One final note. God draws His elect through both methods. There are countless saved by evidential arguments, and there are likewise countless saved by presuppositional arguments (although probably not as many in the latter group). It is not a sin to use an evidential argument. But it is a sin to think that it would be a sin to use an evidential argument. Apologetics must be person-relative. What God uses to convince one sheep to return to the fold is not necessarily what He will use to convince another sheep to return to the fold. God made each of us, and to cite the above (albeit questionable) statistic about the percentage of INTPs in America, God created both INTPs and ESFJs.


  1. While I'm a Van Tillian presuppositionalist, let's not forget that there are other forms of Christian "presuppositionalism".

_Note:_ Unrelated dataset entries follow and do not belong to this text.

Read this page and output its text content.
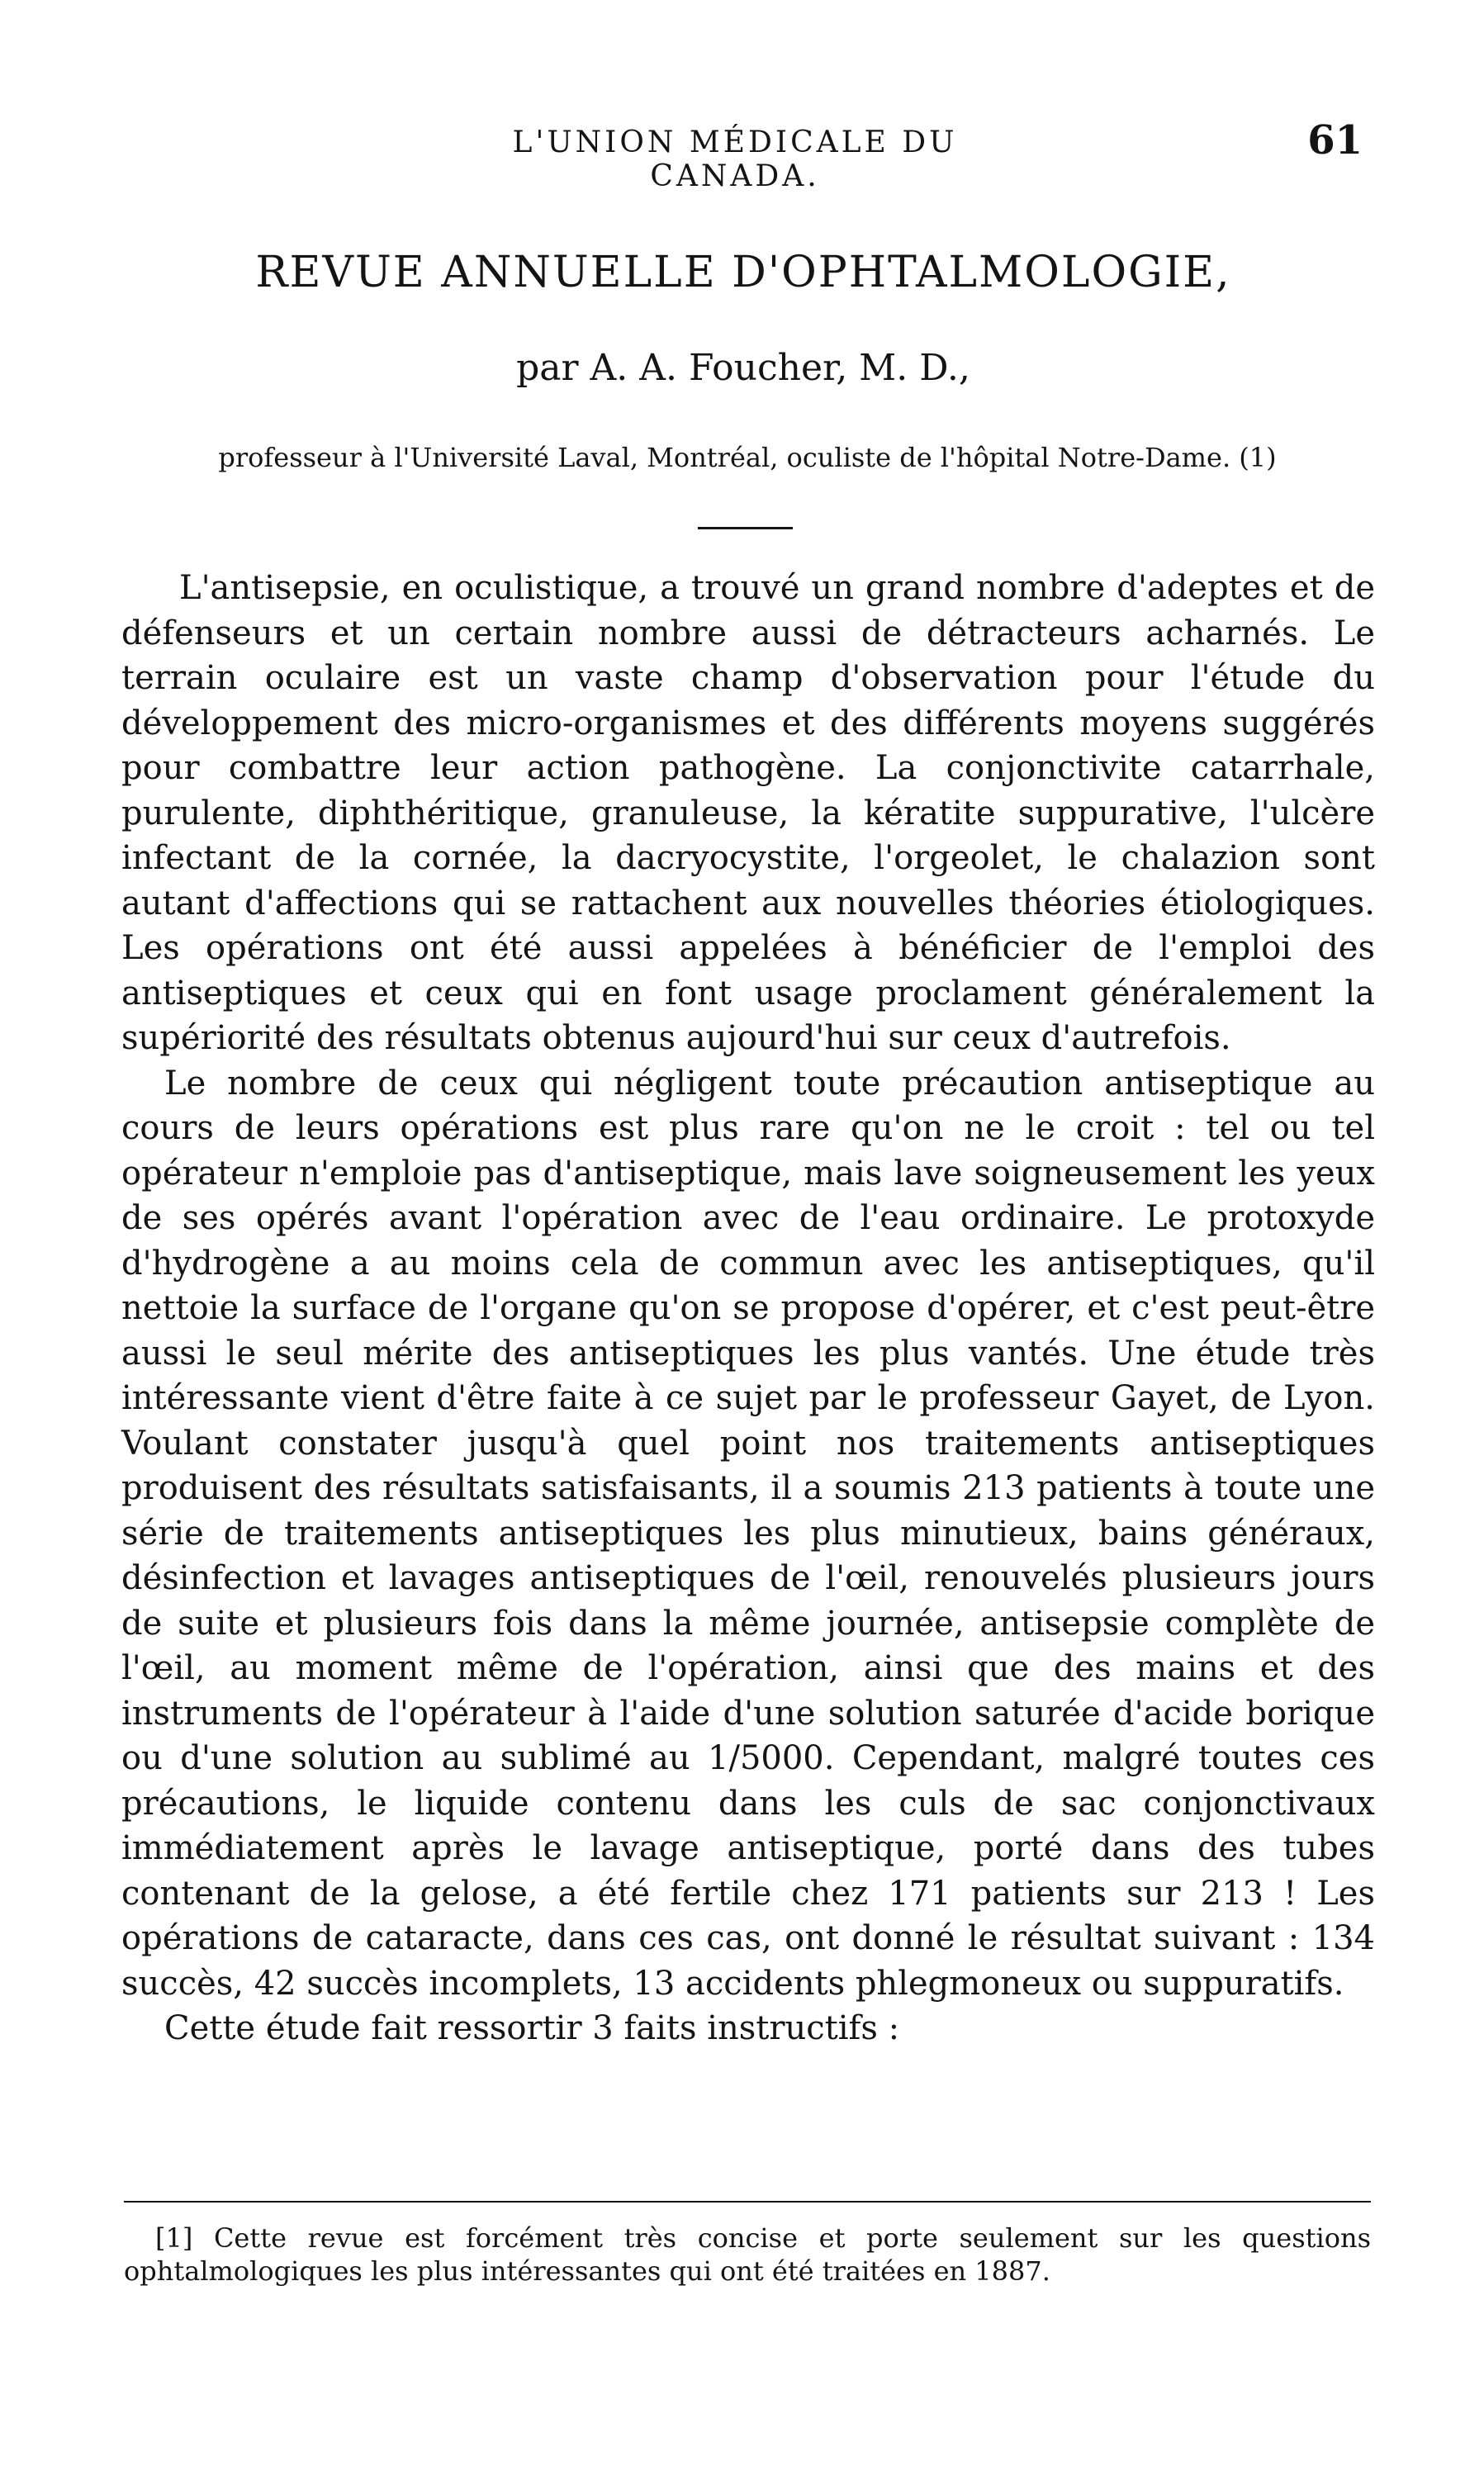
L'UNION MÉDICALE DU CANADA.
61
REVUE ANNUELLE D'OPHTALMOLOGIE,
par A. A. Foucher, M. D.,
professeur à l'Université Laval, Montréal, oculiste de l'hôpital Notre-Dame. (1)

L'antisepsie, en oculistique, a trouvé un grand nombre d'adeptes et de défenseurs et un certain nombre aussi de détracteurs acharnés. Le terrain oculaire est un vaste champ d'observation pour l'étude du développement des micro-organismes et des différents moyens suggérés pour combattre leur action pathogène. La conjonctivite catarrhale, purulente, diphthéritique, granuleuse, la kératite suppurative, l'ulcère infectant de la cornée, la dacryocystite, l'orgeolet, le chalazion sont autant d'affections qui se rattachent aux nouvelles théories étiologiques. Les opérations ont été aussi appelées à bénéficier de l'emploi des antiseptiques et ceux qui en font usage proclament généralement la supériorité des résultats obtenus aujourd'hui sur ceux d'autrefois.

Le nombre de ceux qui négligent toute précaution antiseptique au cours de leurs opérations est plus rare qu'on ne le croit : tel ou tel opérateur n'emploie pas d'antiseptique, mais lave soigneusement les yeux de ses opérés avant l'opération avec de l'eau ordinaire. Le protoxyde d'hydrogène a au moins cela de commun avec les antiseptiques, qu'il nettoie la surface de l'organe qu'on se propose d'opérer, et c'est peut-être aussi le seul mérite des antiseptiques les plus vantés. Une étude très intéressante vient d'être faite à ce sujet par le professeur Gayet, de Lyon. Voulant constater jusqu'à quel point nos traitements antiseptiques produisent des résultats satisfaisants, il a soumis 213 patients à toute une série de traitements antiseptiques les plus minutieux, bains généraux, désinfection et lavages antiseptiques de l'œil, renouvelés plusieurs jours de suite et plusieurs fois dans la même journée, antisepsie complète de l'œil, au moment même de l'opération, ainsi que des mains et des instruments de l'opérateur à l'aide d'une solution saturée d'acide borique ou d'une solution au sublimé au 1/5000. Cependant, malgré toutes ces précautions, le liquide contenu dans les culs de sac conjonctivaux immédiatement après le lavage antiseptique, porté dans des tubes contenant de la gelose, a été fertile chez 171 patients sur 213 ! Les opérations de cataracte, dans ces cas, ont donné le résultat suivant : 134 succès, 42 succès incomplets, 13 accidents phlegmoneux ou suppuratifs.

Cette étude fait ressortir 3 faits instructifs :

[1] Cette revue est forcément très concise et porte seulement sur les questions ophtalmologiques les plus intéressantes qui ont été traitées en 1887.
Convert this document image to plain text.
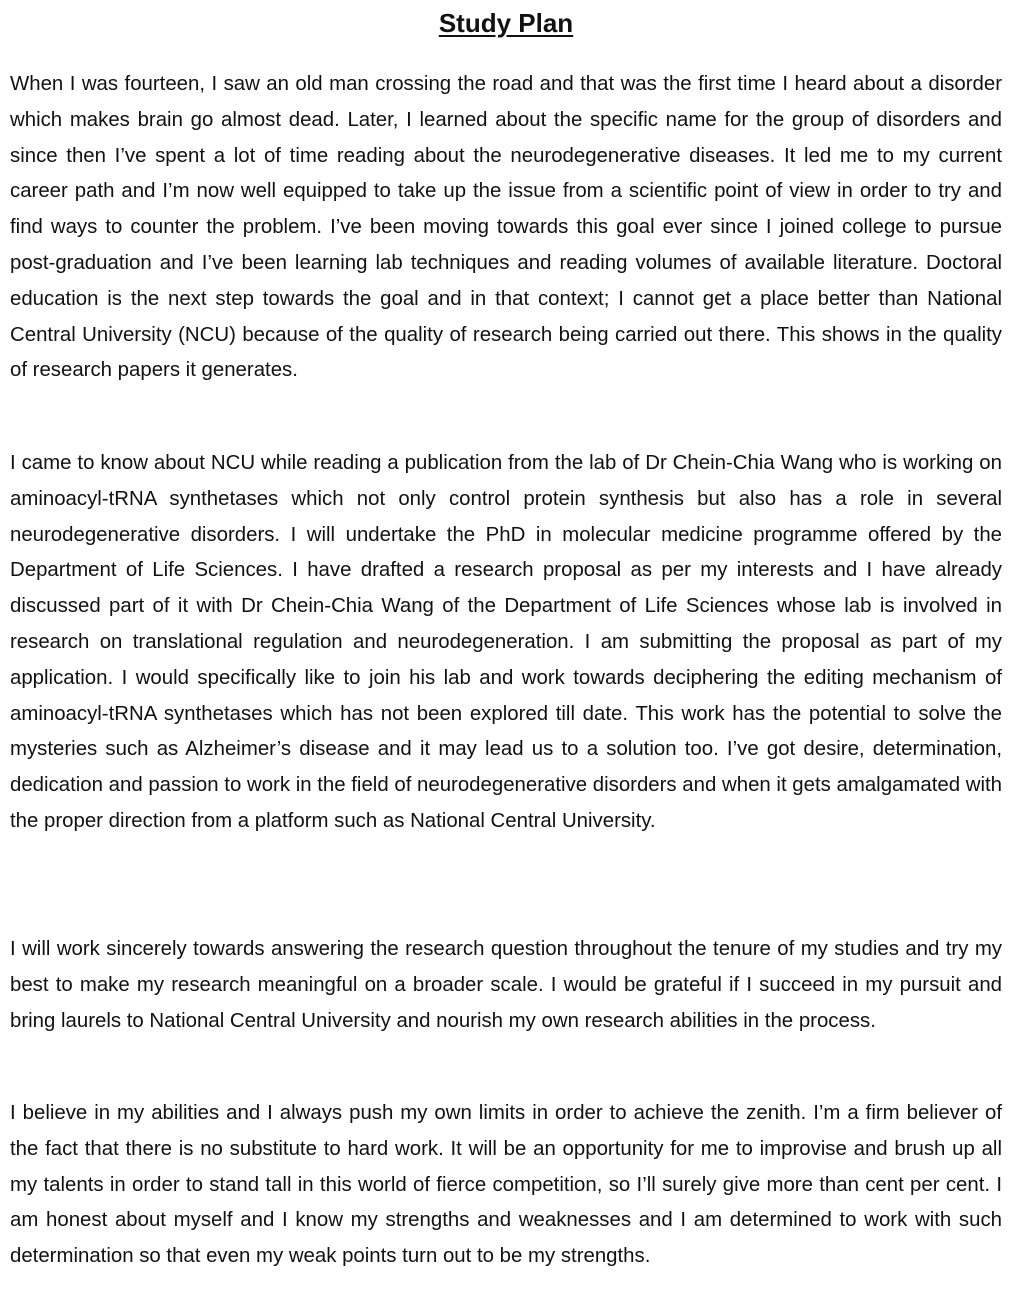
Study Plan

When I was fourteen, I saw an old man crossing the road and that was the first time I heard about a disorder which makes brain go almost dead. Later, I learned about the specific name for the group of disorders and since then I’ve spent a lot of time reading about the neurodegenerative diseases. It led me to my current career path and I’m now well equipped to take up the issue from a scientific point of view in order to try and find ways to counter the problem. I’ve been moving towards this goal ever since I joined college to pursue post-graduation and I’ve been learning lab techniques and reading volumes of available literature. Doctoral education is the next step towards the goal and in that context; I cannot get a place better than National Central University (NCU) because of the quality of research being carried out there. This shows in the quality of research papers it generates.

I came to know about NCU while reading a publication from the lab of Dr Chein-Chia Wang who is working on aminoacyl-tRNA synthetases which not only control protein synthesis but also has a role in several neurodegenerative disorders. I will undertake the PhD in molecular medicine programme offered by the Department of Life Sciences. I have drafted a research proposal as per my interests and I have already discussed part of it with Dr Chein-Chia Wang of the Department of Life Sciences whose lab is involved in research on translational regulation and neurodegeneration. I am submitting the proposal as part of my application. I would specifically like to join his lab and work towards deciphering the editing mechanism of aminoacyl-tRNA synthetases which has not been explored till date. This work has the potential to solve the mysteries such as Alzheimer’s disease and it may lead us to a solution too. I’ve got desire, determination, dedication and passion to work in the field of neurodegenerative disorders and when it gets amalgamated with the proper direction from a platform such as National Central University.

I will work sincerely towards answering the research question throughout the tenure of my studies and try my best to make my research meaningful on a broader scale. I would be grateful if I succeed in my pursuit and bring laurels to National Central University and nourish my own research abilities in the process.

I believe in my abilities and I always push my own limits in order to achieve the zenith. I’m a firm believer of the fact that there is no substitute to hard work. It will be an opportunity for me to improvise and brush up all my talents in order to stand tall in this world of fierce competition, so I’ll surely give more than cent per cent. I am honest about myself and I know my strengths and weaknesses and I am determined to work with such determination so that even my weak points turn out to be my strengths.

    For example, there's the Axiomatic (aka Rational/Deductive/Dogmatic) Presuppositionalism of Scripturalists like Gordon Clark (and modified forms like that of Vincent Cheung).

    Systematic Coherency/Consistency Presuppositionalism of Edward John Carnell.

    Practical Presuppositionalism of Francis Schaeffer.

    (The last two of which are examples of what Ronald H. Nash considered to be forms of the kind of presuppositionalism he holds to. Namely, Abductive Presuppositionalism. That is, reasoning/inferring to the better or best hypothesis/theory (or theories) which have the greatest explanatory power and explanatory scope.

    These are just some of the kinds that differ from Cornelius Van Til's Revelational (Biblical) Presuppositionalism. Which can take advantage of inductive, deductive, abductive, and reductive arguments. Rather than being limited to one kind of argument or sub-arguments.

  2. I am just cocooning out of my "cage stage," but I still use presuppositional apologetics less because I don't have the epistemological background to argue TAG.

    I do enjoy Francis Schaeffer's approach were you do an internal critique of the unbeliever's worldview to demonstrate "points of tension" and push them towards being more consistent. With militant atheists who tend to at least blog consistently about their worldview (probably a different story at home), I still tend to fall back on evidential apologetics especially if I'm arguing defensively.

  3. Btw, it's Scripturalist (Clarkian-like)versions of presuppositionalism that views evidential arguments as next to worthless (or in fact worthless).

    Abductive versions of presuppositionalism (e.g. Carnell, Schaeffer, Nash et al.) endorse the use of empirical evidences.

    Finally, Van Til's version of presuppositionalism was in favor of the use of evidences when done correctly (with the proper presuppositional underpinnings). Unfortunately, it's a widespread misconception that Van Til's presuppositionalism doesn't endorse evidental arguments based on empirical and inductive investigation. Van Til was strongly for evidences in that sense. He was just against the EvidentialISM traditional methods of apologetics.

  4. Dear Peter,

    I don't know if you're still tracking this blog thread of yours, but I've quoted your arguments above in this thread discussion.

    The response I received was "How do you know that the Heavens declare the glory of God apart from Scripture? Accordingly, to defend that premise with any absolute authority other than Scripture is sin. To do anything less is to make something other than God's word your ultimate authority, which is again sin.

    Philosophically, you have yet to show how it is possible to justify the truth of the premises used in an evidentialist or Thomistic approach. Is it that you don't think that your defense of the faith needs to be justified by some source greater than yourself? Moreover, how does one get from an assertion that is not justified from Scripture (such as that the Heavens declare God's glory) to the conclusion of the Ontological Trinity of Scripture? What you're not grasping is that although men know God by nature, any appeal to that truth is not an apologetic nor justifiable apart from Scripture. That premise must be justified somehow, mustn't it?"

    It seems as if the mixed-martial-artist-apologist is talking past the presupp-only apologist. If you'd like to weigh in, I'd like to hear your thoughts.